Die Frage ist jedoch, inwiefern er nicht schon von vornherein durch Sachzwaenge an eine bestimmte Richtung der Politik festgenagelt ist. Den US-Kapitalismus wird er jedenfalls nicht abschaffen, ebenso wenig die us-amerikanischen Militaereinsaetze. Nein, ich moechte auch an eine Wende glauben - aber ich kann es einfach nicht. Und da schon das Beispiel von Schroedi (^^) bemueht wurde: An Schroeder haben auch erst alle geglaubt und gejubelt (Stichwort: "Neue Mitte" und endlich ist der vergammelte Kohl nach 16 Jahren weg etc.) - eh knapp 8 Jahre spaeter alle nur noch enttaeuscht waren. Seine Politik war im Grunde noch schlimmer anti-sozial als die seines Vorgaengers. Die Linkspartei lebt noch heute davon.

timanfaya hat gesagt…

von der richtigen politik schroeders profitiert merkel noch heute. unter sozialer marktwirtscahft wurde in dieser republik oft verstanden, dass man geld ausgebt, was man nicht hat.
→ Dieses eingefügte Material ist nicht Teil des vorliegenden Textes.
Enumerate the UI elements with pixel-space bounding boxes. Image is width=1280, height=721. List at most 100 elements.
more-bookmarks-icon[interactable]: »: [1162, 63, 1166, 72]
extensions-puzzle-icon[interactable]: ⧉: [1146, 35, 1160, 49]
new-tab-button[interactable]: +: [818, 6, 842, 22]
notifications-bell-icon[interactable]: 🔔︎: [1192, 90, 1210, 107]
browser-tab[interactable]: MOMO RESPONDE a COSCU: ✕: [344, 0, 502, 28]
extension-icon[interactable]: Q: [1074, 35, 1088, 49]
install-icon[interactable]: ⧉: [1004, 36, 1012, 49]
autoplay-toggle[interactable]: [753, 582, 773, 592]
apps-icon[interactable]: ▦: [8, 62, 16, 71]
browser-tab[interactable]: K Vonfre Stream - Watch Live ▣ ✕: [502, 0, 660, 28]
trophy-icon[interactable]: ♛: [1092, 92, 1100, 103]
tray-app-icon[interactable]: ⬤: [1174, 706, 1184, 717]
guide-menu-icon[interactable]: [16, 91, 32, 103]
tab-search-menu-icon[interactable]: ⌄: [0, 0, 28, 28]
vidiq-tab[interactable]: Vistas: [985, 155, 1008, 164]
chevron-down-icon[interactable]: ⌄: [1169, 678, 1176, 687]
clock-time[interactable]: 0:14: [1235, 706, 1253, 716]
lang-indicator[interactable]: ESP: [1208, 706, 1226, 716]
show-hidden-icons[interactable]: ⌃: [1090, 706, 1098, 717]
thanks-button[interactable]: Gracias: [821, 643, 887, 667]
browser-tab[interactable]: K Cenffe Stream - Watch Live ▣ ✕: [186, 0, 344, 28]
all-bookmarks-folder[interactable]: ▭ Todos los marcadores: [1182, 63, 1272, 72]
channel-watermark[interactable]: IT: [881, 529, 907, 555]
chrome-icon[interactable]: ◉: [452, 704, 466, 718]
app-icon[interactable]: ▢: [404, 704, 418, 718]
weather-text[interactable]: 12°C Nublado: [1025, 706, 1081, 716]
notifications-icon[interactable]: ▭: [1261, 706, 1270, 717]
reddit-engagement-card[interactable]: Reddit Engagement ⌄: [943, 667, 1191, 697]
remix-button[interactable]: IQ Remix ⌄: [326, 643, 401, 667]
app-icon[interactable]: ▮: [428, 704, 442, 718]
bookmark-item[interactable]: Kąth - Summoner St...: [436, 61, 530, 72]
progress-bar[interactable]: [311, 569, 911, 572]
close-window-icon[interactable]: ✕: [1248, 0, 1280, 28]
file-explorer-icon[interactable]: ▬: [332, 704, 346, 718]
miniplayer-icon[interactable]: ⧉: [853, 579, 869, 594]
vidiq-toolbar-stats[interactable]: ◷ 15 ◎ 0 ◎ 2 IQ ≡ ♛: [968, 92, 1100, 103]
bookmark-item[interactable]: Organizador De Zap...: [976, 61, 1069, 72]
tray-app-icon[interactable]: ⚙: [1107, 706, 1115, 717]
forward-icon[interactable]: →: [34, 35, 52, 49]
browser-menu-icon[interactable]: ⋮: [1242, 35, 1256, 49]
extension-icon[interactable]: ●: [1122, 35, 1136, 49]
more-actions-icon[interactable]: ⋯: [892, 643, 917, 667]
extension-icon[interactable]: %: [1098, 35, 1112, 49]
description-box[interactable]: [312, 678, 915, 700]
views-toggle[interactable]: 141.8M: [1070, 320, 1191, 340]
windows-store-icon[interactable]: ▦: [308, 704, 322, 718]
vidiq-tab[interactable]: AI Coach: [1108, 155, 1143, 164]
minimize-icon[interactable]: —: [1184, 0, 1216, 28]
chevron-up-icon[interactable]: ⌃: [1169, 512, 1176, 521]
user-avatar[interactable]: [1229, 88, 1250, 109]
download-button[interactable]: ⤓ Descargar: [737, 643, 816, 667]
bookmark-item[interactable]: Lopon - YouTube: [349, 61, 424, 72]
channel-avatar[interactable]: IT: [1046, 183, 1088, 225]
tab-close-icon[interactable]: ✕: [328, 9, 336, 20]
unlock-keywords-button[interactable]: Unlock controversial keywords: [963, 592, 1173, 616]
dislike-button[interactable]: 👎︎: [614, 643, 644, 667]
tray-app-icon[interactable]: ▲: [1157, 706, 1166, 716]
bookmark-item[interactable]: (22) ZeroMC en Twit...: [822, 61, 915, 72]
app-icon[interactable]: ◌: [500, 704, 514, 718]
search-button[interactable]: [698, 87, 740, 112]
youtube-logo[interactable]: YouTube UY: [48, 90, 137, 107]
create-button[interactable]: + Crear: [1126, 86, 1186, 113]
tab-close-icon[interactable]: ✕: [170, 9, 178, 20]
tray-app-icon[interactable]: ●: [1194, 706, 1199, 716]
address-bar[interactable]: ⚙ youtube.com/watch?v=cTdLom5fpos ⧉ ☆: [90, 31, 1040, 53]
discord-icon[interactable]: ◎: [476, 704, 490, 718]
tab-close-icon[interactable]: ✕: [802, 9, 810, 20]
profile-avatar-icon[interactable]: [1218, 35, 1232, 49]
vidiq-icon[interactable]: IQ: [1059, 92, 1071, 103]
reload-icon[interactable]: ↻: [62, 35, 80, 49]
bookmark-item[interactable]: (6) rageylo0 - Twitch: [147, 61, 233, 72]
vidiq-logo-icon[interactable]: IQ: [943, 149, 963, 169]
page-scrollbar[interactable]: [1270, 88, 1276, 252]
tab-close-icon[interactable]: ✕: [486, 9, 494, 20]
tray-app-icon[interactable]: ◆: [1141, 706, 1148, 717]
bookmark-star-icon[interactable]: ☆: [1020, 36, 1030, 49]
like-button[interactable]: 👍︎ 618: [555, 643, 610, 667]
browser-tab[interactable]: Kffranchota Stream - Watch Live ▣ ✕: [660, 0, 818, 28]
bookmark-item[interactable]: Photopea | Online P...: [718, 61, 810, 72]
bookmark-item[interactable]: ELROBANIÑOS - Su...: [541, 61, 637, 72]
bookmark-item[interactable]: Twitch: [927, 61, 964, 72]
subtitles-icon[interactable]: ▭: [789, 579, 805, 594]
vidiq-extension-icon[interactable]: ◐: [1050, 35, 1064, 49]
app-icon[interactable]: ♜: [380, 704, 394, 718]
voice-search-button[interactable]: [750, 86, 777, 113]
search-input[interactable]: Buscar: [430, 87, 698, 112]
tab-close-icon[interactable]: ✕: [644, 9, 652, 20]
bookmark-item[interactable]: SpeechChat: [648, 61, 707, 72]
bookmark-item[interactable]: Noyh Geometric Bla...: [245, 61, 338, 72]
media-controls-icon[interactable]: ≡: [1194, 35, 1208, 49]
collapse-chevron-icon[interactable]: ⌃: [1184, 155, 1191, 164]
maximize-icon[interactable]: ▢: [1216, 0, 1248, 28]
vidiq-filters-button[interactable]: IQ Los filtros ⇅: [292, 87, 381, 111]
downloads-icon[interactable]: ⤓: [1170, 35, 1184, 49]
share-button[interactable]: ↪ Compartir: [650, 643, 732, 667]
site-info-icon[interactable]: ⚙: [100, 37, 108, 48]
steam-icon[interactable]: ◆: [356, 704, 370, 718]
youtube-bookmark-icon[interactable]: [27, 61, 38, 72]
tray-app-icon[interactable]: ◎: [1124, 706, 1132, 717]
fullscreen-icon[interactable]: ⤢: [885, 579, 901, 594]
und was obama angeht: seine große aufgabe ist die vereinigung aller volksgruppen hinter einer idee. in den usa und im prinzip in der ganzen welt. und ich denke, dass es keinen besseren dafür gibt.

aus den usa wird dadurch selbstverständlich kein kuschelstaat, der immer nett auf die schultern klopft, wenn irgendein volkstribun meint den wilden markieren zu müssen. wer das erwartet, hat irgendwie nicht verstanden wie internationale stabilität funktioniert.

Anonym hat gesagt…

"und was obama angeht: seine große aufgabe ist die vereinigung aller volksgruppen hinter einer idee. in den usa und im prinzip in der ganzen welt. und ich denke, dass es keinen besseren dafür gibt."

Hoppla, was ist denn das fuer eine Aussage? Obama ist doch Demokrat - und kein Faschist? Oder hab ich da was falsch verstanden?